Despite posting a 44 per cent drop in profit in its half-year results, Plus500 shares fared better as it pushed forward with international expansion plans and offered investors hefty rewards.
Reflecting the downturn, fellow FTSE-listed trading firm IG Group revealed in October that it was slashing 10 per cent of its workforce in a cost-cutting drive.
But markets turned a corner at the end of 2023, fuelled by bets that interest rates would soon start to fall and traders are starting to take notice.
A survey from Hargreaves Lansdown revealed investor confidence bounced in December, helping to boost activity on trading platforms.
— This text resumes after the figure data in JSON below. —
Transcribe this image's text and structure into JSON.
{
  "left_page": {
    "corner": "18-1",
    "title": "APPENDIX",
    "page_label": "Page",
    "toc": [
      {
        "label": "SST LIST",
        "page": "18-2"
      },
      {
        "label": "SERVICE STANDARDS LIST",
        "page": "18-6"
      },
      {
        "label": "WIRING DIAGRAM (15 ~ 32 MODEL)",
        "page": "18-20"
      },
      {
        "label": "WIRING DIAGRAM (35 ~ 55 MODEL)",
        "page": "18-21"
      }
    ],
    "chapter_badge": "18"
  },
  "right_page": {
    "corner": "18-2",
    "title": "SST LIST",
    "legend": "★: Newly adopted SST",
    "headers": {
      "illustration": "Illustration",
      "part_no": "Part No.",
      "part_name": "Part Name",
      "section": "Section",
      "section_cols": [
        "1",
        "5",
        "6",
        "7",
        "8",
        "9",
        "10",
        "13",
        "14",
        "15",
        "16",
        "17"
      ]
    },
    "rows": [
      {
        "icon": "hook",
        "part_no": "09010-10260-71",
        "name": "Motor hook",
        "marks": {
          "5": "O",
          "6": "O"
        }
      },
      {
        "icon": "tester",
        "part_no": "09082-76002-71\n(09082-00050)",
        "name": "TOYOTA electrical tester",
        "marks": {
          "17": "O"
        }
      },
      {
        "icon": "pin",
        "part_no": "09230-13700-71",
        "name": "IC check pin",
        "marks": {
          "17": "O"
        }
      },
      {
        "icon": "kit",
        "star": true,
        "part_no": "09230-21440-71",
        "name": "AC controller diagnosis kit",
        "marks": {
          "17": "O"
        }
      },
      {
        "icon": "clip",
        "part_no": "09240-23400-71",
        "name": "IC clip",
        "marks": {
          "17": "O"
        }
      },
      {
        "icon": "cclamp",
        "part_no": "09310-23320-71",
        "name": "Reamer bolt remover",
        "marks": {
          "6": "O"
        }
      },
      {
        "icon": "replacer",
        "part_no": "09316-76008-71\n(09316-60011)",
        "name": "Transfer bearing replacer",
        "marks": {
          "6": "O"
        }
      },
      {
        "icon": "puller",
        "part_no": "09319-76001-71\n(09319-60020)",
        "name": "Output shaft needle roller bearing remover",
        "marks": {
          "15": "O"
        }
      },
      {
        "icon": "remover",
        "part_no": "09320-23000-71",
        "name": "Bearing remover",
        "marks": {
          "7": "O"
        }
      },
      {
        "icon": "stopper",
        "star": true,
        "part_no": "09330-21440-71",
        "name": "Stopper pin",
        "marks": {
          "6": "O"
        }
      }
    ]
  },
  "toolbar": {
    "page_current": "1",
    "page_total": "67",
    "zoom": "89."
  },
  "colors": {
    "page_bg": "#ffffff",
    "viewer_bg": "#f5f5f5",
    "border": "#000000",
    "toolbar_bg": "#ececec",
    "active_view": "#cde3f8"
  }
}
Emma Wall, head of investment analysts at Hargreaves Lansdown, noted that investors “played the momentum trade” by buying into rallying markets.
The question now is whether the pick-up in activity in the final three months of December is a sign of things to come.
“Looking into 24, there are some glimmers of optimism – things like when do interest rates start to reduce, a fairly significant number of elections in major economies – all these things are potential catalysts to stimulate activity,” Duncan told City A.M.
But he warned that trading platforms are characterised by “an inherent lack of visibility with regards to activity levels.”